Mr. Cain was also a founding partner of two venture capital firms-CB Health Ventures and Health Enterprise Partners. Implementing a strategy to raise capital for and within the health care industry these funds raised capital from organizations that would also be informed users of the services and products provided by the portfolio companies. Both venture funds have successfully raised and invested hundreds of millions in early stage health care service and technology companies.
Mr. Cain displayed a high level of energy and creativity. He was often ahead of his time and enjoyed developing innovative and at times overly complicated strategies for addressing a capital or strategic need that others may have address with more traditional and conventional solutions. If plain vanilla was the solution he quickly lost interest. His support team often cringed when asked to execute his game plan. That said, clients loved his creative gene and his ability to convey his enthusiasm for the work he did and the extraordinary outcome he envisioned. He was also loved by his colleagues and respected by competitors.
Entering a meeting room or event with his customary “hey sports fans” Mr. Cain would inject a jolt of energy into any event or meeting. As time passed and his dual careers as an investment banker and venture capitalist thrived his philanthropic interests grew as well. In addition to supporting his various alma maters he was a generous benefactor to many health care, educational and cultural organizations thorough the United States. He also gave of his time serving on numerous boards including the Williston-Northampton School, the Salisbury School, the Norman Rockwell Museum, the Shaker Hancock Village and the Columbia Business School.

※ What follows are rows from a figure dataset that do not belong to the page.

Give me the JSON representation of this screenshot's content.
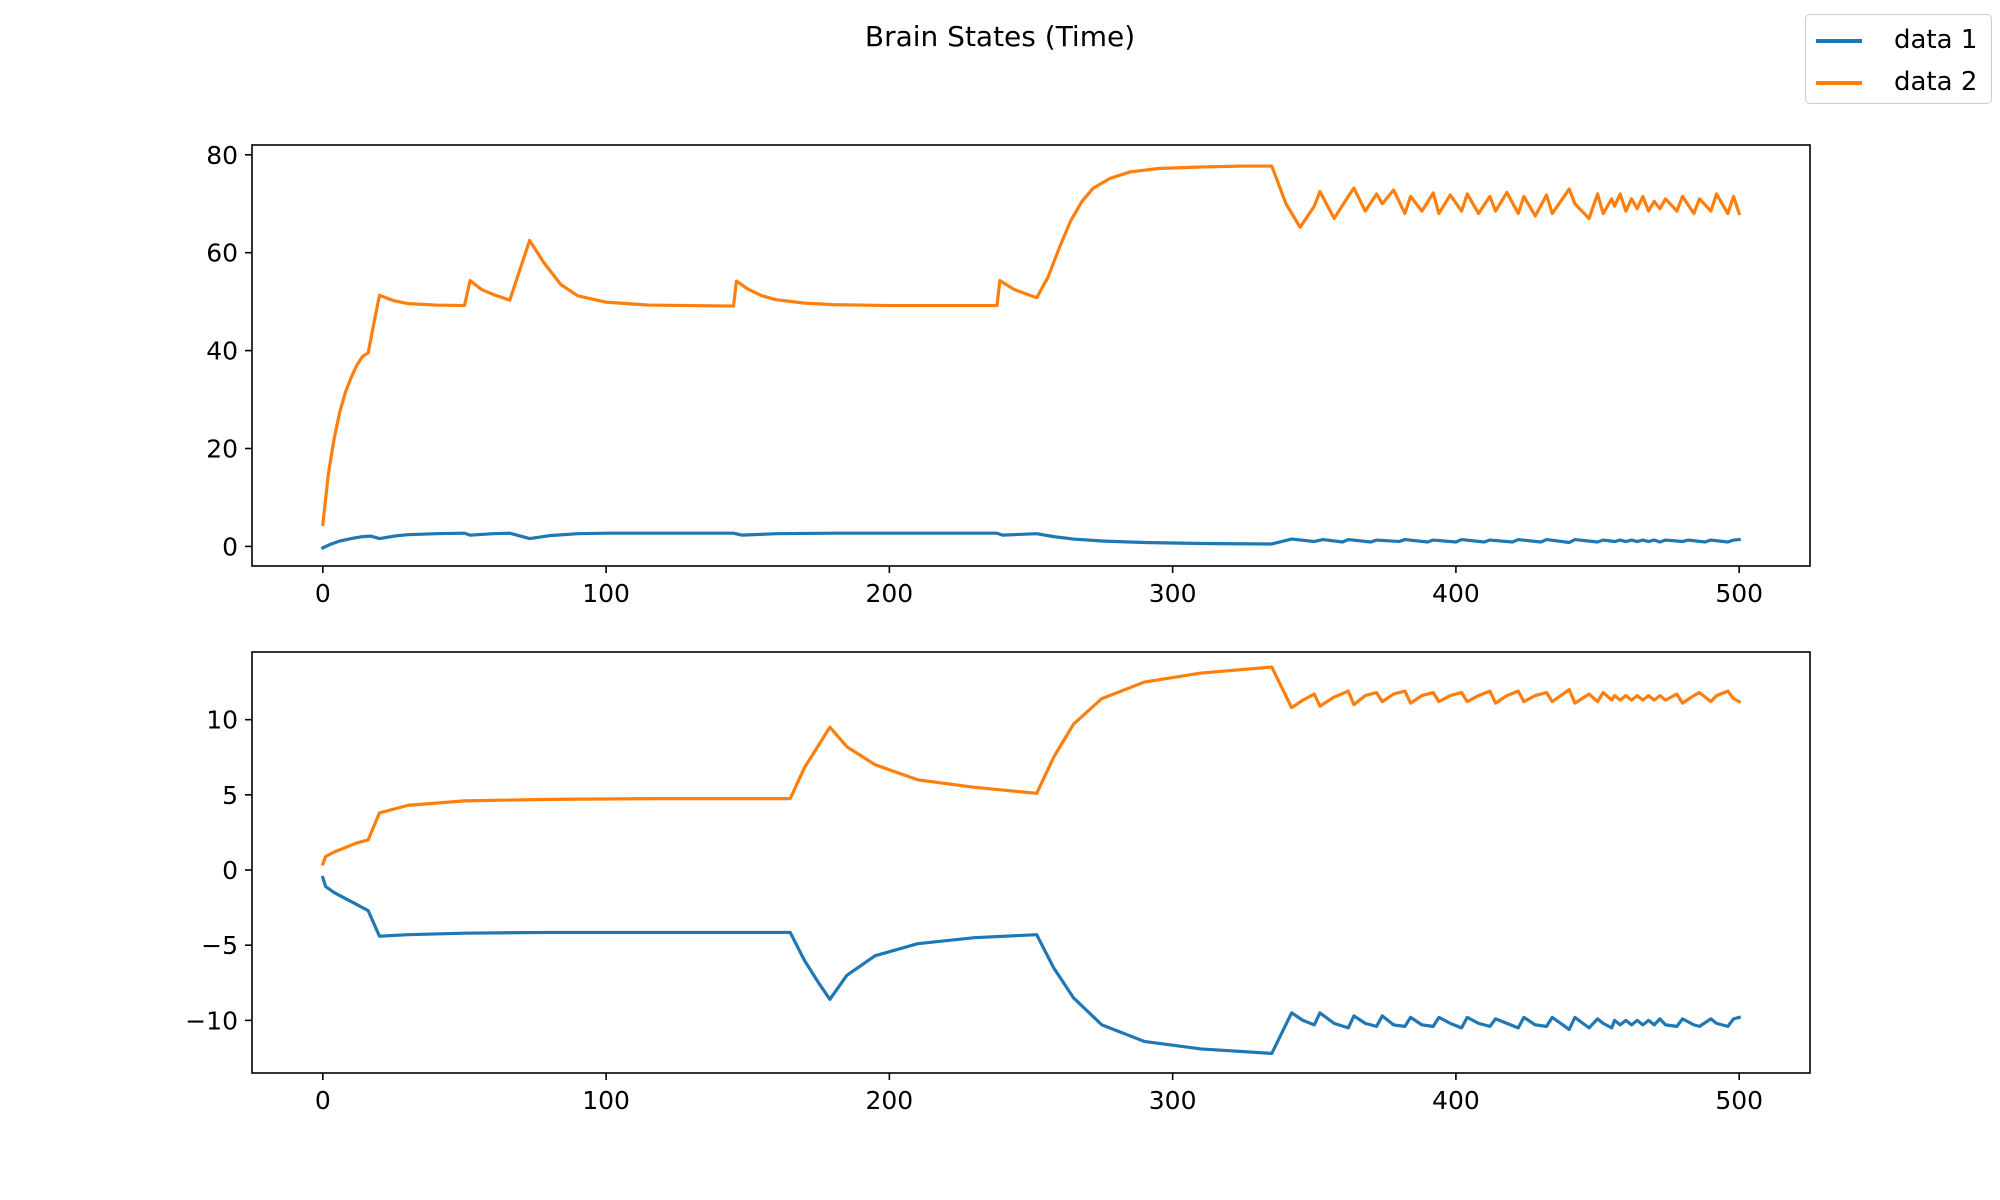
{
  "figure": {
    "title": "Brain States (Time)",
    "legend": [
      {
        "name": "data 1",
        "color": "#1f77b4"
      },
      {
        "name": "data 2",
        "color": "#ff7f0e"
      }
    ]
  },
  "chart_data": [
    {
      "type": "line",
      "title": "",
      "xlabel": "",
      "ylabel": "",
      "xlim": [
        -25,
        525
      ],
      "ylim": [
        -4,
        82
      ],
      "xticks": [
        0,
        100,
        200,
        300,
        400,
        500
      ],
      "yticks": [
        0,
        20,
        40,
        60,
        80
      ],
      "grid": false,
      "series": [
        {
          "name": "data 1",
          "color": "#1f77b4",
          "x": [
            0,
            3,
            6,
            10,
            14,
            17,
            20,
            25,
            30,
            40,
            50,
            52,
            60,
            66,
            73,
            80,
            90,
            100,
            120,
            140,
            145,
            148,
            160,
            180,
            200,
            220,
            238,
            240,
            252,
            258,
            265,
            275,
            290,
            310,
            335,
            342,
            350,
            353,
            360,
            362,
            370,
            372,
            380,
            382,
            390,
            392,
            400,
            402,
            410,
            412,
            420,
            422,
            430,
            432,
            440,
            442,
            450,
            452,
            456,
            458,
            460,
            462,
            464,
            466,
            468,
            470,
            472,
            474,
            480,
            482,
            488,
            490,
            496,
            498,
            500
          ],
          "y": [
            -0.3,
            0.5,
            1.1,
            1.6,
            2.0,
            2.1,
            1.6,
            2.1,
            2.4,
            2.6,
            2.7,
            2.3,
            2.6,
            2.7,
            1.6,
            2.2,
            2.6,
            2.7,
            2.7,
            2.7,
            2.7,
            2.3,
            2.6,
            2.7,
            2.7,
            2.7,
            2.7,
            2.3,
            2.6,
            2.0,
            1.5,
            1.1,
            0.8,
            0.6,
            0.5,
            1.5,
            1.0,
            1.4,
            0.9,
            1.4,
            0.9,
            1.3,
            1.0,
            1.4,
            0.9,
            1.3,
            0.9,
            1.4,
            0.9,
            1.3,
            0.9,
            1.4,
            0.9,
            1.4,
            0.8,
            1.4,
            0.9,
            1.3,
            1.0,
            1.3,
            1.0,
            1.3,
            1.0,
            1.3,
            1.0,
            1.3,
            0.9,
            1.3,
            1.0,
            1.3,
            0.9,
            1.3,
            0.9,
            1.3,
            1.4
          ]
        },
        {
          "name": "data 2",
          "color": "#ff7f0e",
          "x": [
            0,
            2,
            4,
            6,
            8,
            10,
            12,
            14,
            16,
            18,
            20,
            25,
            30,
            40,
            50,
            52,
            56,
            60,
            66,
            73,
            78,
            84,
            90,
            100,
            115,
            130,
            145,
            146,
            150,
            155,
            160,
            170,
            180,
            200,
            220,
            238,
            239,
            244,
            252,
            256,
            260,
            264,
            268,
            272,
            278,
            285,
            295,
            310,
            325,
            335,
            340,
            345,
            350,
            352,
            357,
            362,
            364,
            368,
            372,
            374,
            378,
            382,
            384,
            388,
            392,
            394,
            398,
            402,
            404,
            408,
            412,
            414,
            418,
            422,
            424,
            428,
            432,
            434,
            440,
            442,
            447,
            450,
            452,
            455,
            456,
            458,
            460,
            462,
            464,
            466,
            468,
            470,
            472,
            474,
            478,
            480,
            484,
            486,
            490,
            492,
            496,
            498,
            500
          ],
          "y": [
            4.5,
            15.0,
            22.0,
            27.5,
            31.5,
            34.5,
            37.0,
            38.8,
            39.5,
            45.5,
            51.3,
            50.2,
            49.6,
            49.3,
            49.2,
            54.3,
            52.5,
            51.5,
            50.3,
            62.5,
            58.0,
            53.5,
            51.2,
            49.9,
            49.3,
            49.2,
            49.1,
            54.2,
            52.6,
            51.2,
            50.4,
            49.7,
            49.4,
            49.2,
            49.2,
            49.2,
            54.3,
            52.5,
            50.8,
            55.0,
            61.0,
            66.5,
            70.5,
            73.2,
            75.2,
            76.5,
            77.2,
            77.5,
            77.7,
            77.7,
            70.0,
            65.2,
            69.5,
            72.5,
            67.0,
            71.5,
            73.2,
            68.5,
            72.0,
            70.0,
            72.8,
            68.0,
            71.5,
            68.5,
            72.2,
            68.0,
            71.8,
            68.5,
            72.0,
            68.0,
            71.5,
            68.5,
            72.3,
            68.0,
            71.5,
            67.5,
            71.8,
            68.0,
            73.0,
            70.0,
            67.0,
            72.0,
            68.0,
            71.0,
            69.5,
            72.0,
            68.5,
            71.0,
            69.0,
            71.5,
            68.5,
            70.5,
            69.0,
            71.0,
            68.5,
            71.5,
            68.0,
            71.0,
            68.5,
            72.0,
            68.0,
            71.5,
            68.0
          ]
        }
      ]
    },
    {
      "type": "line",
      "title": "",
      "xlabel": "",
      "ylabel": "",
      "xlim": [
        -25,
        525
      ],
      "ylim": [
        -13.5,
        14.5
      ],
      "xticks": [
        0,
        100,
        200,
        300,
        400,
        500
      ],
      "yticks": [
        -10,
        -5,
        0,
        5,
        10
      ],
      "ytick_labels": [
        "−10",
        "−5",
        "0",
        "5",
        "10"
      ],
      "grid": false,
      "series": [
        {
          "name": "data 1",
          "color": "#1f77b4",
          "x": [
            0,
            1,
            4,
            8,
            12,
            16,
            20,
            30,
            50,
            80,
            120,
            165,
            170,
            175,
            179,
            185,
            195,
            210,
            230,
            252,
            258,
            265,
            275,
            290,
            310,
            335,
            342,
            346,
            350,
            352,
            357,
            362,
            364,
            368,
            372,
            374,
            378,
            382,
            384,
            388,
            392,
            394,
            398,
            402,
            404,
            408,
            412,
            414,
            418,
            422,
            424,
            428,
            432,
            434,
            440,
            442,
            447,
            450,
            452,
            455,
            456,
            458,
            460,
            462,
            464,
            466,
            468,
            470,
            472,
            474,
            478,
            480,
            484,
            486,
            490,
            492,
            496,
            498,
            500
          ],
          "y": [
            -0.5,
            -1.1,
            -1.5,
            -1.9,
            -2.3,
            -2.7,
            -4.4,
            -4.3,
            -4.2,
            -4.15,
            -4.15,
            -4.15,
            -6.0,
            -7.5,
            -8.6,
            -7.0,
            -5.7,
            -4.9,
            -4.5,
            -4.3,
            -6.5,
            -8.5,
            -10.3,
            -11.4,
            -11.9,
            -12.2,
            -9.5,
            -10.0,
            -10.3,
            -9.5,
            -10.2,
            -10.5,
            -9.7,
            -10.2,
            -10.4,
            -9.7,
            -10.3,
            -10.4,
            -9.8,
            -10.3,
            -10.4,
            -9.8,
            -10.2,
            -10.5,
            -9.8,
            -10.2,
            -10.4,
            -9.9,
            -10.2,
            -10.5,
            -9.8,
            -10.3,
            -10.4,
            -9.8,
            -10.6,
            -9.8,
            -10.5,
            -9.9,
            -10.2,
            -10.5,
            -10.0,
            -10.3,
            -10.0,
            -10.3,
            -10.0,
            -10.3,
            -10.0,
            -10.3,
            -9.9,
            -10.3,
            -10.4,
            -9.9,
            -10.3,
            -10.4,
            -9.9,
            -10.2,
            -10.4,
            -9.9,
            -9.8
          ]
        },
        {
          "name": "data 2",
          "color": "#ff7f0e",
          "x": [
            0,
            1,
            4,
            8,
            12,
            16,
            20,
            30,
            50,
            80,
            120,
            165,
            170,
            175,
            179,
            185,
            195,
            210,
            230,
            252,
            258,
            265,
            275,
            290,
            310,
            335,
            342,
            346,
            350,
            352,
            357,
            362,
            364,
            368,
            372,
            374,
            378,
            382,
            384,
            388,
            392,
            394,
            398,
            402,
            404,
            408,
            412,
            414,
            418,
            422,
            424,
            428,
            432,
            434,
            440,
            442,
            447,
            450,
            452,
            455,
            456,
            458,
            460,
            462,
            464,
            466,
            468,
            470,
            472,
            474,
            478,
            480,
            484,
            486,
            490,
            492,
            496,
            498,
            500
          ],
          "y": [
            0.4,
            0.9,
            1.2,
            1.5,
            1.8,
            2.0,
            3.8,
            4.3,
            4.6,
            4.7,
            4.75,
            4.75,
            6.8,
            8.3,
            9.5,
            8.2,
            7.0,
            6.0,
            5.5,
            5.1,
            7.5,
            9.7,
            11.4,
            12.5,
            13.1,
            13.5,
            10.8,
            11.3,
            11.7,
            10.9,
            11.5,
            11.9,
            11.0,
            11.6,
            11.8,
            11.2,
            11.7,
            11.9,
            11.1,
            11.6,
            11.8,
            11.2,
            11.6,
            11.8,
            11.2,
            11.6,
            11.9,
            11.1,
            11.6,
            11.9,
            11.2,
            11.6,
            11.8,
            11.2,
            12.0,
            11.1,
            11.7,
            11.2,
            11.8,
            11.3,
            11.6,
            11.3,
            11.6,
            11.3,
            11.6,
            11.3,
            11.6,
            11.3,
            11.6,
            11.3,
            11.7,
            11.1,
            11.6,
            11.8,
            11.2,
            11.6,
            11.9,
            11.4,
            11.2
          ]
        }
      ]
    }
  ]
}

When not in the office or the board room Mr. Cain spent his time traveling with friends and family to destinations throughout the world or tending to the needs of the several farms he owned in Connecticut, upstate New York and Virginia. He loved to burn off his high octane energy levels building stone walls or bailing hay. His West Cornwall farm served as a setting for annual Thanksgiving gatherings and touch football games for his growing immediate and extended family and many other festive occasions. His wife, a gourmet cook, would spends days preparing the proper and substantial menu and decorating the farm to reflect the event being celebrated.
His brother James said that “Dan was more than a brother, a mentor, a partner and friend.” His one great year on the football fields of Western Massachusetts opened a new world to our whole family. We were suddenly introduced to new experiences, people, organizations and attitudes outside our hometown of Holyoke, Massachusetts. Dan dragged me off the couch and onto practice fields in Holyoke, then to Williston, an Ivy League education and finally diverted my career path as a bartender and wrestling coach to one in investment banking. He had a similar and lasting impact on my siblings and their children. Dan loved his family, his farms, his friends and his business colleagues and always extended a helping hand whenever a need or an ask arose.”
The family held a private service near his farm in Litchfield County and plans to hold a memorial service at the Salisbury School within the next two months. Mr. Cain gives credit for his success in business and life to not only his family and friends and to the opportunity provided at Williston. Accordingly, the family suggests that voluntary contributions in his honor be made to the Williston Northampton School.